Non-Hermitian Hamiltonians and stability of pure states

TL;DR

This paper investigates how quantum fluctuations and environment-induced anti-Hermitian Hamiltonian parts can cause pure states to become unstable and evolve into mixed states, with a formalism applicable to open quantum systems.

Contribution

It introduces a quantum-statistical framework for analyzing the stability of pure states under non-Hermitian Hamiltonians, including derivation of stability equations and analysis of solvable models.

Findings

Pure states can become unstable due to quantum fluctuations.

Anti-Hermitian parts of Hamiltonians control instability.

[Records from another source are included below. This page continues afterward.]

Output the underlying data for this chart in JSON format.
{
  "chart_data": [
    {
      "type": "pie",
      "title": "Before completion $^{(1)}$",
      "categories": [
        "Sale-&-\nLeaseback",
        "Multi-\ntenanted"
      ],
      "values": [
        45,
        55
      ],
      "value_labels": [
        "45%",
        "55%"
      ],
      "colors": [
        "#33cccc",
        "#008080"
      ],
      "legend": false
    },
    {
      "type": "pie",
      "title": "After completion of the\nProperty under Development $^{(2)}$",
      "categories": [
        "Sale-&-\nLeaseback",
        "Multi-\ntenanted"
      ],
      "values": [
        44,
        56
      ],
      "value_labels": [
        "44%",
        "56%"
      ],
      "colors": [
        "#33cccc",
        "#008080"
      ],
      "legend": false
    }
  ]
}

Stability analysis applied to two-state models.

Abstract

We demonstrate that quantum fluctuations can cause, under certain conditions, the dynamical instability of pure states that can result in their evolution into mixed states. It is shown that the degree and type of such an instability are controlled by the environment-induced anti-Hermitian parts of Hamiltonians. Using the quantum-statistical approach for non-Hermitian Hamiltonians and related non-linear master equation, we derive the equations that are necessary to study the stability properties of any model described by a non-Hermitian Hamiltonian. It turns out that the instability of pure states is not preassigned in the evolution equation but arises as the emergent phenomenon in its solutions. In order to illustrate the general formalism and different types of instability that may occur, we perform the local stability analysis of some exactly solvable two-state models, which can be used in the theories of open quantum-optical and spin systems.